1 Scrolls of Herculaneum
Mount Vesuvius erupted in 79 A.D., and it buried Pompeii and the neighboring city of Herculaneum under a layer of ash. The city was excavated in 1752, and among the artifacts recovered were a series of scrolls that had belonged to the resort town’s massive library, dubbed the Villa of the Papyri for its treasure trove of around 1,800 scrolls.
Unfortunately, when original excavators found the scrolls, they didn’t recognize what they had. Chucked on the fire or burned for torchlight, it’s impossible to know how many were lost before they realized what they were. Even after, they attempted to unroll some of the scrolls—peeling them apart with knives—and destroyed countless more.

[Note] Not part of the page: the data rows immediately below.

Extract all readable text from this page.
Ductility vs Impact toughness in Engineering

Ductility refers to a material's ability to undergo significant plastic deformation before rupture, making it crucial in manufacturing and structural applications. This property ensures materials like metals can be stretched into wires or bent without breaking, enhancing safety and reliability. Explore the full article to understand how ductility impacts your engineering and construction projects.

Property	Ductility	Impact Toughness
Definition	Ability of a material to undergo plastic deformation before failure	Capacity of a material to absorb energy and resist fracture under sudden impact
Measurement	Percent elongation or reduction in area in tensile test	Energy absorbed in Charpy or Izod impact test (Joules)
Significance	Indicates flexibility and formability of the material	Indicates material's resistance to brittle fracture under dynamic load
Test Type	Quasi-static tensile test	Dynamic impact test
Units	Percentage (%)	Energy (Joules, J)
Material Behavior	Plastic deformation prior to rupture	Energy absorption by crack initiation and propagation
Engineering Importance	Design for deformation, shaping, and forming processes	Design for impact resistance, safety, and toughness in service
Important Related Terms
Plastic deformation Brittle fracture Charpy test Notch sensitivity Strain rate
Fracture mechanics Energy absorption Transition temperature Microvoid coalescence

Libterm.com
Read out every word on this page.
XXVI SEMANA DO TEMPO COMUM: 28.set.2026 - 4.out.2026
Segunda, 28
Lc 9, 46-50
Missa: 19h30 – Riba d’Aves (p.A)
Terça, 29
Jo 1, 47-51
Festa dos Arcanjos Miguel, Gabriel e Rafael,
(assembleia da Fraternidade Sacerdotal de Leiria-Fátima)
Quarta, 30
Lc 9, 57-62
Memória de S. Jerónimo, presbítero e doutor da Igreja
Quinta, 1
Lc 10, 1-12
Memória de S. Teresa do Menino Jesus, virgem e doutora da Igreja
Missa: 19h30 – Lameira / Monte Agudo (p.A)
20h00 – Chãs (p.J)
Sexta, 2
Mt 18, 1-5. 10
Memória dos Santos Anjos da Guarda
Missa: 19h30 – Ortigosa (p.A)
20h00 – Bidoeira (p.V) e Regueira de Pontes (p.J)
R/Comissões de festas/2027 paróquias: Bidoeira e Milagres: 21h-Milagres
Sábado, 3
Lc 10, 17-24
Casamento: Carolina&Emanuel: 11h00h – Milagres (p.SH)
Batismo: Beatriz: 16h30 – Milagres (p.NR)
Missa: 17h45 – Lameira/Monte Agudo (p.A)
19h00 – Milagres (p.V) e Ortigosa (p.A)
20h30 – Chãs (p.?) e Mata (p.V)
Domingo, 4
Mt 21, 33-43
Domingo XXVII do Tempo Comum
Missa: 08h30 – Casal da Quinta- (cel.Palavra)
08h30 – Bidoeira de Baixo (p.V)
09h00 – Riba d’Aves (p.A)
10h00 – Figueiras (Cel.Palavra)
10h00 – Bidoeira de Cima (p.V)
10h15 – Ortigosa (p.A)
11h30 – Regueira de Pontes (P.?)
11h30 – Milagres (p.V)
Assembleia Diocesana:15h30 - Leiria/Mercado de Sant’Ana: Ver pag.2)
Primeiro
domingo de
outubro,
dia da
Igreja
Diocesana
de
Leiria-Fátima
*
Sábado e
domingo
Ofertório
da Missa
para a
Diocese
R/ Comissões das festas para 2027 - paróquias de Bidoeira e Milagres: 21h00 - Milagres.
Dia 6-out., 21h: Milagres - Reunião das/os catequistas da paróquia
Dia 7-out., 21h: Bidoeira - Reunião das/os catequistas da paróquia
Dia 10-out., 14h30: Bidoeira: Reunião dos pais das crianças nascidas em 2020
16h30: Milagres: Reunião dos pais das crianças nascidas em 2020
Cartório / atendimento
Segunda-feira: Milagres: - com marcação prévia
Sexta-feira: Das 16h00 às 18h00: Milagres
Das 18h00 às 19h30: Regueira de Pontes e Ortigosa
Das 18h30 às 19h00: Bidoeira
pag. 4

Others ended up in the possession of conservationists who made concentrated efforts to unroll the scrolls, including work done by Vatican archivists in the decades after they were discovered. Even when Father Antonio Piaggio created a machine to unroll the scrolls, the inside was just as blackened and burnt as the outside. It wasn’t until Brigham Young University scholars took a look at the unrolled pieces under infrared light that they realized they could read some of the ink that was still left behind. With the advancement of multi-spectral imaging, the scrolls now don’t even have to be unrolled for scholars to be able to take composite images of them and piece together what they say.
In addition to the ink, the images are so detailed that they show each fiber of each layer of the scroll. That makes deciphering them difficult and painstaking work, but some major finds have already been uncovered. One of the scrolls is part of a text called On Nature, written by Epicurus and once thought to be lost. There is also a series of works by one of his students, Philodemus of Gadara. Those pieces were also thought to be lost, and include so much of his prose and poetry that it is now thought that the library the scrolls originally came from was his own personal collection.
Some of the scrolls remain so tightly wound that they are still illegible, but with every advance in technology, a little more gets unlocked—and the non-invasive nature of the imaging techniques used on the Herculaneum scrolls means that it is likely we will someday be able to read even more.